Auf Mutter stehen zwölf Ziffern.
Geboren am 27. April 1759.
Gestorben am 10. September 1797.
Die letzten sechs Ziffern sind grausam. In ihnen steckt ein Muster: 101 und 797. Etwas, das wiederkehrt. Die 1 kehrt wieder. Die 7 kehrt wieder. Eine Schleife. Etwas Beharrliches. Ein steter Gedankentropfen, der nie aufhören wird, Mary zu höhlen.
Der 10. September 1797 ist Mutters Todestag.
Und Marys Geburtstag ist der 30. August 1797.
Am elften Tag nach Marys Geburt ist Mutter gestorben. Fieber. Kindbettfieber. Oder Wochenbettfieber. Die Worte schneiden Mary hart ins Fleisch. Sie bedeuten nichts anderes als: Mary hat ihre Mutter auf dem Gewissen. Mary ist schuld an Mutters Tod. Mary denkt: Gäbe es mich nicht, lebtest du noch. Gäbe es mich nicht, schriebest du noch. Gäbe es mich nicht, könntest du der Welt neue Werke schenken. Dein Kopf war schneller als andere Köpfe, Mutter. Ich habe dich zum Schweigen gebracht. Wer bin ich? Niemand. Tochter, Monster, Tochtermonster. Ich werde deinen Platz nicht einnehmen können, ich werde nichts Neues schreiben können, nichts von Wert. Aber mir bleibt keine Wahl, ich muss es versuchen.
Eine Stimme ertönt neben Mary. Sie kommt von der rechten Seite, glockenhell, sie schwirrt so schön und singt, ohne zu singen. Die Stimme gehört Jane, genannt: die Wilde: Marys Stiefschwester: die Tochter von Mary Jane Clairmont.

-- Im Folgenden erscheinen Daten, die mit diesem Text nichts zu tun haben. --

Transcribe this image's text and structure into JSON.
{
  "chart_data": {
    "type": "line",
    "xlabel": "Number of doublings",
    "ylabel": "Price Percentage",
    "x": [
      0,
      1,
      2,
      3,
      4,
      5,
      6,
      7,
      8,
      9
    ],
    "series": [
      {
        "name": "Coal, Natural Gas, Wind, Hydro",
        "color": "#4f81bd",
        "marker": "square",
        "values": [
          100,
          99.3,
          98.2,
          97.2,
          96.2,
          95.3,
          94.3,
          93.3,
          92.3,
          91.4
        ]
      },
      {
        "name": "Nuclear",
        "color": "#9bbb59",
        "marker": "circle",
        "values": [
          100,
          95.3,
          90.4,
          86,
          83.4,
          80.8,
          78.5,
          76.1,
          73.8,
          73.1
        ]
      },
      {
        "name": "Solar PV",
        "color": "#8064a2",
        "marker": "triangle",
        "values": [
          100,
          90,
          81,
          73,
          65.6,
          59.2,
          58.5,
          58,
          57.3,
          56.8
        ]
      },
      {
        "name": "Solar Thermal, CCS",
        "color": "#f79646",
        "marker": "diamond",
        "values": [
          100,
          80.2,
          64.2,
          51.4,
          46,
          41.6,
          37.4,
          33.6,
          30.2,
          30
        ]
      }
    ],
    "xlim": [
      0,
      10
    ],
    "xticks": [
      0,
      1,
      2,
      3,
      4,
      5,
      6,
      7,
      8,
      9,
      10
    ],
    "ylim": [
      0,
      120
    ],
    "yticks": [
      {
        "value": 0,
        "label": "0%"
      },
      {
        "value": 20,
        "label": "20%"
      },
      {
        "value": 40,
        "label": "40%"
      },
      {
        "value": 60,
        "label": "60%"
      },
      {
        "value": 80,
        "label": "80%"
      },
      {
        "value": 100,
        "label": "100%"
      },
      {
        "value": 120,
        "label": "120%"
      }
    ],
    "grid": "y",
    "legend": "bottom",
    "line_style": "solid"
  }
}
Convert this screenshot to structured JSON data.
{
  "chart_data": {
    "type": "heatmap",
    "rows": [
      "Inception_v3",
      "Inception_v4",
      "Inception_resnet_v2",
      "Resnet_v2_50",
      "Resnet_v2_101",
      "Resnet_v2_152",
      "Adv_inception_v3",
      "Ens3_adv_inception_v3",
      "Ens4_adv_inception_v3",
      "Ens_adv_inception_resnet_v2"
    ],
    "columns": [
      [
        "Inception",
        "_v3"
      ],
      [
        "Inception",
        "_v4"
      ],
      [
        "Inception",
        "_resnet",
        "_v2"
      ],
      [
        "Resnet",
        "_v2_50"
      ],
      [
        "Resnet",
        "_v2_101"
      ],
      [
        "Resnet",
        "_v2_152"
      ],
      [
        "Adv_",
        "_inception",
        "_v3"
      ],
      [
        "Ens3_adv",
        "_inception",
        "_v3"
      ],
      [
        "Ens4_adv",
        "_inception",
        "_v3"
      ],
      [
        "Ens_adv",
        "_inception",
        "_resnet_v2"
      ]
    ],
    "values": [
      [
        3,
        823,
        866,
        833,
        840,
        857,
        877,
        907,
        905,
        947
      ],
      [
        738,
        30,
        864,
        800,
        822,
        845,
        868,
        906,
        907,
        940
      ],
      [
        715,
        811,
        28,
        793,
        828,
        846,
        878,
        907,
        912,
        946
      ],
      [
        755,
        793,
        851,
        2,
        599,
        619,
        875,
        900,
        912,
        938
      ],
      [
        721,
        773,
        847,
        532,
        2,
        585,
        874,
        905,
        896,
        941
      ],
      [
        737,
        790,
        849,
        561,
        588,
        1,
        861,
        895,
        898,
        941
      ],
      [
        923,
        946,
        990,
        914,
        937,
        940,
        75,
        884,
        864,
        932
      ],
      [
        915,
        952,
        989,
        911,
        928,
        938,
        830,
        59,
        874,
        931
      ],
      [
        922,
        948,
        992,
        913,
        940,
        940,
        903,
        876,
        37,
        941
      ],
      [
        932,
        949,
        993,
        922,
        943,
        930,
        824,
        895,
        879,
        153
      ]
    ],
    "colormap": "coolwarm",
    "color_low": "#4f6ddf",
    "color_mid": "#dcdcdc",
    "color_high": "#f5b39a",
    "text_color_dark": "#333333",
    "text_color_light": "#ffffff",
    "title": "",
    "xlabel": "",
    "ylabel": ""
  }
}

»Mach dir keinen Kopf«, sagt Jane.
Die fröhliche Jane: Sie plappert so gern. Ist längst Marys beste Freundin und beste Feindin zugleich. Eine Stiefschwester sondergleichen. Mal Stief. Mal Schwester. Mit Jane kann Mary lachen und spielen und Zeit verbringen. Mit niemandem lässt sich so gut streiten und rangeln. Jane ist ein leuchtend-lautes Mittelpunktkind, ein gespaltenes Mädchen: Sie konnte mit drei Jahren schon ihren Willen durchsetzen mittels Wutanfällen aller Art, bei denen sie sich schreiend hinwarf und mit ihren Fäusten auf den Boden trommelte. Andererseits quietscht sie gern, ist albern, kiekst und kichert, sucht die Nähe anderer Kinder. Jane ist acht Monate jünger als Mary, hat sich diebisch gefreut über das unverhoffte Geschenk einer älteren, aber nicht zu alten Schwester, die ihr irgendwie immer einen Schritt voraus ist, etwas, das Jane mag und schrecklich findet zugleich, zerrissen zwischen dem Ehrgeiz, Mary einzuholen, vielleicht zu überholen, und einer tiefen, trägen Gemütlichkeit, sich von der Stiefschwester zeigen zu lassen, was man wissen muss im Leben. Alles hüpft an Jane: Wenn sie geht, hüpft sie; ihre schwarzen Locken hüpfen; das Lächeln auf ihren Lippen hüpft; ihre blitzhellen Augen hüpfen. Manchmal wird aus dem Hüpfen ein Rennen: mit den Beinen, mit dem Herzen. Sie ist wild wie ein Pferd. Und kann auch stolzieren. Sie rückt sich gern ins rechte Licht. Das hat sie von ihrer Mutter. Jane weiß nicht immer, was sie will, aber dass sie etwas will, weiß sie genau. Sie beherrscht Pose und Übertreibung, kann umgarnen und mitreißen, Jane ist mit einem Wort einfach: »clairmont«. Ihren Nachnamen hat Mary zum Adjektiv geformt. »Clairmont«, das bedeutet: selbstbegeistert, egozentrisch, theatralisch, willensstark, ellbogenbereit, zugleich träge, zweifelnd, selbstzerrissen, die eigene Fassade als Fassade durchschauend, stets Hilfe suchend, und dem Glück springt sie hinterher wie einem Schmetterling. Ach, sagt Mary manchmal, sei doch nicht immer so schrecklich clairmont.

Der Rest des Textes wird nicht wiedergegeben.